"On ne déjeune pas avec le diable, même avec une très longue cuiller" avait déclaré Raymond Barre lors d'une intervention à Amiens le 8 Novembre 1985. Le 21 avril 2010, Yves Mamou reprenait cette formule pour en faire le titre d'un thriller.

Journaliste d'investigation au Monde, il avait beaucoup enquêté sur les us et coutumes des grands laboratoires pharmaceutiques et des organismes publics chargés de les encadrer et de les réguler. Il s'agissait, à l'époque, de sujets assez mal connus et qui réclamaient quelques explications, il n'y avait, souvent, pas assez de place pour en parler.

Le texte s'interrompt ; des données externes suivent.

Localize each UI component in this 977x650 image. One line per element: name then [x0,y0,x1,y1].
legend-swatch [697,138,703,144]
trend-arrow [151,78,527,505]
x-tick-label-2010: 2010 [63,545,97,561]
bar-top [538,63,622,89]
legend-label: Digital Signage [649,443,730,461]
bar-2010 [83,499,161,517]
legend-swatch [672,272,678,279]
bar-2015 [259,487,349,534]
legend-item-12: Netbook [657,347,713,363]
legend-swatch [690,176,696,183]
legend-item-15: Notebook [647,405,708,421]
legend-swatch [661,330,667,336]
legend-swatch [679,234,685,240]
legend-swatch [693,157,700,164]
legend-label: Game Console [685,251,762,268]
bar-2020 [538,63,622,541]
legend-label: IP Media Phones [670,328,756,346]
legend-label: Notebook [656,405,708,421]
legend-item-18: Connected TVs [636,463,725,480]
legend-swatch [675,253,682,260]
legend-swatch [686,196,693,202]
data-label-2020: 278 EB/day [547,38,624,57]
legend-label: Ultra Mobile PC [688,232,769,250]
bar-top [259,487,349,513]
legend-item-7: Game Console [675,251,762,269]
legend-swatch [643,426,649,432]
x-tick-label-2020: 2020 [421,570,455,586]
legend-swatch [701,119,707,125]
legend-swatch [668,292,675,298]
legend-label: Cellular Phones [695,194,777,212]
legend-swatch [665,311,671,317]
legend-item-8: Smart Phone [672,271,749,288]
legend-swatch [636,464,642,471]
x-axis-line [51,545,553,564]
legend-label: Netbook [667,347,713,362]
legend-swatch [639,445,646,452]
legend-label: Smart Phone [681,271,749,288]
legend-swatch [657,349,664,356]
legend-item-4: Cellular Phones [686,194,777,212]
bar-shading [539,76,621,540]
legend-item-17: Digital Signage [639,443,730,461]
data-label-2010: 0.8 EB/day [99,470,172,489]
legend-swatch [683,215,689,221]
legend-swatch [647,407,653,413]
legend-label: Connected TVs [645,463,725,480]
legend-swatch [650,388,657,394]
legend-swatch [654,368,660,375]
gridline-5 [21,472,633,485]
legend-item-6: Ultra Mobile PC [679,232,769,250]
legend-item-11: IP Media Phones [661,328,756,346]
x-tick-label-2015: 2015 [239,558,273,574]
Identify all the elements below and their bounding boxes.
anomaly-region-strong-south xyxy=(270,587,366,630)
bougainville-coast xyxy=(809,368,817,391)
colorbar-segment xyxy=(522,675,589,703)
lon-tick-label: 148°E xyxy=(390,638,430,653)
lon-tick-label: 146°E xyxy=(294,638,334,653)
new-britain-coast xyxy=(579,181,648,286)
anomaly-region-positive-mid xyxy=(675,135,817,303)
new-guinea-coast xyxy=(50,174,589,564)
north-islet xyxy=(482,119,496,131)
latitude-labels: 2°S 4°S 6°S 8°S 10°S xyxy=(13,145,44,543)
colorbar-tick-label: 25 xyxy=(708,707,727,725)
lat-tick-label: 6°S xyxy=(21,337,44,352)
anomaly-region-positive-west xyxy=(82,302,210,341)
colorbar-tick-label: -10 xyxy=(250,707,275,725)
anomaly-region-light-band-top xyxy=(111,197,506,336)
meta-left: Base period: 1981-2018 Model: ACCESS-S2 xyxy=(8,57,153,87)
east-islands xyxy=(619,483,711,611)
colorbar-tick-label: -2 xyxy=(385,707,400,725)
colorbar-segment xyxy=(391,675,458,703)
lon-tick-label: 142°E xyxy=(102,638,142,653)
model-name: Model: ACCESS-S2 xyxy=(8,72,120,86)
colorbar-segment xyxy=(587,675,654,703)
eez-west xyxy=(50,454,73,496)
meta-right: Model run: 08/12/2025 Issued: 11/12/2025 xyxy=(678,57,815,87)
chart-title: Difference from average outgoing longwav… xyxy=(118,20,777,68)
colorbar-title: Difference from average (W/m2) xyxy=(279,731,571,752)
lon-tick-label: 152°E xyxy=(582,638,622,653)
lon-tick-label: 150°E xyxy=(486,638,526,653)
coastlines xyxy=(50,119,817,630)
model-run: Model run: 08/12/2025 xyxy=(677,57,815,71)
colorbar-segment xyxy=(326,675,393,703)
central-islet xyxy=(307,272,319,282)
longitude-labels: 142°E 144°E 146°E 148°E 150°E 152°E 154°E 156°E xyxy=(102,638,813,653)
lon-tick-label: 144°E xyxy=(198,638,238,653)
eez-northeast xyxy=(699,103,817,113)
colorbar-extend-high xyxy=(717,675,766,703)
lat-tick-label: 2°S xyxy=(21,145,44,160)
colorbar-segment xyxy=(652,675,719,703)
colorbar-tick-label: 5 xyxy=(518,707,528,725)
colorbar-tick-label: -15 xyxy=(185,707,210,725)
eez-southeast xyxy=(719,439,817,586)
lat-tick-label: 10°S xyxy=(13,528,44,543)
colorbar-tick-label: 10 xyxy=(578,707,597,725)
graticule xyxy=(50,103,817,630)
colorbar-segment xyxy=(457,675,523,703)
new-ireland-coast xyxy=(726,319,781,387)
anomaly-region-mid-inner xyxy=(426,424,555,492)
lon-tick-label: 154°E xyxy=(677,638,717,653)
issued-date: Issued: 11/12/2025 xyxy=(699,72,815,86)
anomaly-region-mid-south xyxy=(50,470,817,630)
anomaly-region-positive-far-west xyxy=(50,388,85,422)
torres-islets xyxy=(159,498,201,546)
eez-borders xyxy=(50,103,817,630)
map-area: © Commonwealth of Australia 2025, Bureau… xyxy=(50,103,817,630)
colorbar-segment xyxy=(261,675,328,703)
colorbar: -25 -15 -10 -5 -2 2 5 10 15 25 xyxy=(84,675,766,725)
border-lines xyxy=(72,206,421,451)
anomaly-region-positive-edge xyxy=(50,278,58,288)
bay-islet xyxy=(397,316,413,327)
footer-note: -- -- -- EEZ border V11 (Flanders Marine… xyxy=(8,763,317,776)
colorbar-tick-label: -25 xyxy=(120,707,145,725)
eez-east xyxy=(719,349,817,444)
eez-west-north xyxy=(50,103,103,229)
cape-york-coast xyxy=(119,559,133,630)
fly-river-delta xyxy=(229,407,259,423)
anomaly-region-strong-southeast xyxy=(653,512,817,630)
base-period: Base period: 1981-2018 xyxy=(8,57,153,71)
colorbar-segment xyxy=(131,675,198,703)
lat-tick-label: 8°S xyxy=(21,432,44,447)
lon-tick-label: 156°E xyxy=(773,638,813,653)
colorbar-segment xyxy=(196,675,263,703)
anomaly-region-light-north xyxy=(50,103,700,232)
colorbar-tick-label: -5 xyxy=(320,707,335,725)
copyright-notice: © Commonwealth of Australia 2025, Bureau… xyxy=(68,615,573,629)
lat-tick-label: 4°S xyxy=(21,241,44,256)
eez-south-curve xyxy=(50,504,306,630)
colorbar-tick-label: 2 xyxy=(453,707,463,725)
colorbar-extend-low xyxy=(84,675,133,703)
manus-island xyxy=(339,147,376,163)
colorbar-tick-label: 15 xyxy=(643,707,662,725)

Yves Mamou, à force de remettre ses projets d'articles dans son tiroir, finit par avoir suffisemment de matière pour en faire un excellent thriller : « Une longue cuillère pour le diable ». La fiction, c'est tellement plus pratique, pour mettre en lumière, bien avant l'affaire du Mediator et l'intérêt qu'il réveilla pour ce sujet, que la contrefaçon et la commercialisation de médicaments dangereux ne pouvaient avoir lieu qu'avec la complicité active de professionnels de l'industrie pharmaceutique. Un an après, Yves Mamou voit son oeuvre de fiction devenir l'objet d'articles bien réels dans la presse et chaque nouvelle affaire rallonge un peu plus la cuiller. Il suit pour nous les derniers rebondissements :

"Le Mediator, cet antidiabétique utilisé surtout comme coupe faim, a confirmé avec éclat que les industriels du médicament n'hésitaient pas à faire assumer aux patients des risques indus lorsqu'il s'agissait d'engranger des profits.

Deux affaires récentes viennent confirmer cette idée majeure d' « Une longue cuillère pour le diable » : que le danger vient de l'intérieur du système et que les institutions chargées de protéger le patient fonctionnent mal lorsque le profit est en jeu.

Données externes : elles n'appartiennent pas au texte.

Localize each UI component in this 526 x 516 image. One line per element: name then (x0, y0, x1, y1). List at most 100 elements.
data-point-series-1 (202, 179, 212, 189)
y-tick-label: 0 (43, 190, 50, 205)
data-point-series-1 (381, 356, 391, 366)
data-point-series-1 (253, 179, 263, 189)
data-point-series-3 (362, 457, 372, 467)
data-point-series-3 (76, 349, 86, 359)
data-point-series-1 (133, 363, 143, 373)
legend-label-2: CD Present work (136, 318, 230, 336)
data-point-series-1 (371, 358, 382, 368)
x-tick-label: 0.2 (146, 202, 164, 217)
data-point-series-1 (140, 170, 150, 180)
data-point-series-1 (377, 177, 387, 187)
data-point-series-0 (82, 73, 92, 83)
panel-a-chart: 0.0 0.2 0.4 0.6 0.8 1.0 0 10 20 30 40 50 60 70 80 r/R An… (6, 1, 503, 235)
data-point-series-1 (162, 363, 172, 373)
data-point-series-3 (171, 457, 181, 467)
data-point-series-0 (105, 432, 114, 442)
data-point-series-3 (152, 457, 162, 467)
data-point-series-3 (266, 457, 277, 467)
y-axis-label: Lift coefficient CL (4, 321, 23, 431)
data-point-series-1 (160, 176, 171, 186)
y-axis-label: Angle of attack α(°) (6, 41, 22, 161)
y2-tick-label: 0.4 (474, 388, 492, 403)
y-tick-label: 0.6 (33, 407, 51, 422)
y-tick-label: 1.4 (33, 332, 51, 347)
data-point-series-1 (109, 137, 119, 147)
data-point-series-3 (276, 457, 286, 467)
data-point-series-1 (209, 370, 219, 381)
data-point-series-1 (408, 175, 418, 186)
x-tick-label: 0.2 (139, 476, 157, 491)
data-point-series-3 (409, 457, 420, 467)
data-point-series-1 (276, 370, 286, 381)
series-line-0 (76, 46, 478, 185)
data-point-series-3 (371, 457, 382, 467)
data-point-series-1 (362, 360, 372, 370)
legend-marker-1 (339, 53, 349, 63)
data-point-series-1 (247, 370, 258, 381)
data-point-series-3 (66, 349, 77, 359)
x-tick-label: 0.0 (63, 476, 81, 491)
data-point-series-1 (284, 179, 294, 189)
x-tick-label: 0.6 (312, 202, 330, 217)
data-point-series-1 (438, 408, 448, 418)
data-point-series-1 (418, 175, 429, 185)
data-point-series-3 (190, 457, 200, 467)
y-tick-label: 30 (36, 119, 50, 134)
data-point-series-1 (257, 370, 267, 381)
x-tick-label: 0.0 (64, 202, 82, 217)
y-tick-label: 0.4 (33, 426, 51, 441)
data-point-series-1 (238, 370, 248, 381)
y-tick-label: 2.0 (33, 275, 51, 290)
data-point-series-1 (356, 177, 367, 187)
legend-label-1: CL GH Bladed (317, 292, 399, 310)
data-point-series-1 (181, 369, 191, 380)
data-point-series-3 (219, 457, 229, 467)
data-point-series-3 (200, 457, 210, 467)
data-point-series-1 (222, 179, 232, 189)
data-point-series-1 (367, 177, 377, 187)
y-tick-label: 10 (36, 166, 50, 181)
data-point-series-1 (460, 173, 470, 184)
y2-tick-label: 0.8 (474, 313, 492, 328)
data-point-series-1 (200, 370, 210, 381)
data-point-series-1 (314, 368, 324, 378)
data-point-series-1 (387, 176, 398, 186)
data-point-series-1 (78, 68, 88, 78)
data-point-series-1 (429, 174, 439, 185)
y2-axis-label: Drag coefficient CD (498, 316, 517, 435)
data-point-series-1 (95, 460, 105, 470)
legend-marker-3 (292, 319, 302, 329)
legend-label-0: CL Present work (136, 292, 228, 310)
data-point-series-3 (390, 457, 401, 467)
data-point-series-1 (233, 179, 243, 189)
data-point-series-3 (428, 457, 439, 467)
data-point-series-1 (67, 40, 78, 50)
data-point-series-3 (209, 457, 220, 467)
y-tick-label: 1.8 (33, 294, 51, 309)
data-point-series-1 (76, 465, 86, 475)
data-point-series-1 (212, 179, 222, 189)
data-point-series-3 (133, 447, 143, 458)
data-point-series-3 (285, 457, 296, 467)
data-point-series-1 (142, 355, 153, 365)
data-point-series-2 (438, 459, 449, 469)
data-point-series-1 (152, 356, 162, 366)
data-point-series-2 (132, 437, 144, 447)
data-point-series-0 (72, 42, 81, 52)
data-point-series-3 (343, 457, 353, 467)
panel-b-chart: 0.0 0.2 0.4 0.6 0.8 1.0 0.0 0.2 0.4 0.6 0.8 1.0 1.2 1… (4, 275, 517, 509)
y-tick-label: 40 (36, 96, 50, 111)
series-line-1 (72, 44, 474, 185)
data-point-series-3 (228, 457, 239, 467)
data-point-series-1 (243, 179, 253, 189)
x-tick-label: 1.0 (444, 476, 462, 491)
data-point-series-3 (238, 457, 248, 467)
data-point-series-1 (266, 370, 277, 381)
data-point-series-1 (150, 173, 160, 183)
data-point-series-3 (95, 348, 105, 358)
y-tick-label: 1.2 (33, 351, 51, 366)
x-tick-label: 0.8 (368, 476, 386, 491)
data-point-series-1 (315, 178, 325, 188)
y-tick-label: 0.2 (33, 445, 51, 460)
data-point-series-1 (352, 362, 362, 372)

Ainsi, le Conseil d'Etat vient de mettre en demeure la Haute autorité de santé (HAS) de retirer une recommandation émise en 2007 sur la maladie d'Alzheimer, en raison des conflits d'intérêts des experts qui avaient élaboré cette directive. Tous préconisaient l'utilisation de médications alors qu'ils avaient des liens d'intérêt avec les laboratoires qui commercialisaient lesdites molécules contre la maladie d'Alzheimer. En France, on peut recommander des produits au nom de la HAS et être payé par les laboratoires en même temps.

En avril dernier, le conseil d'Etat avait une première fois sommé la même HAS d'abroger sa recommandation sur le diabète. Pour les mêmes raisons de dissimulation de conflit d'intérêt. Les experts qui avaient participé à l'élaboration de cette recommandation travaillaient tous pour les laboratoires fabriquant des produits contre le diabète.

L'idée que le patient est démuni face à la collusion des intérêts est illustré par une autre affaire récemment révélée par Le Monde. Dans son édition du 23 mai, le quotidien du soir a publié une liste de 400 médicaments contenant du parabène, un conservateur déclaré nocif par l'Assemblée Nationale.

Le problème n'est pas qu'on découvre aujourd'hui le danger d'une molécule chimique. Le problème est que l'Agence sanitaire des produits de santé (AFSSAPS) censée se livrer à des études sur les risques du parabène affirmait en 2005 que les produits au parabène "sont peu toxiques et bien tolérés, bien que des réactions allergiques puissent survenir chez certaines personnes''".

Le danger vient de l'intérieur.

Entretien avec Yves Mamou, le 26 mai 2011.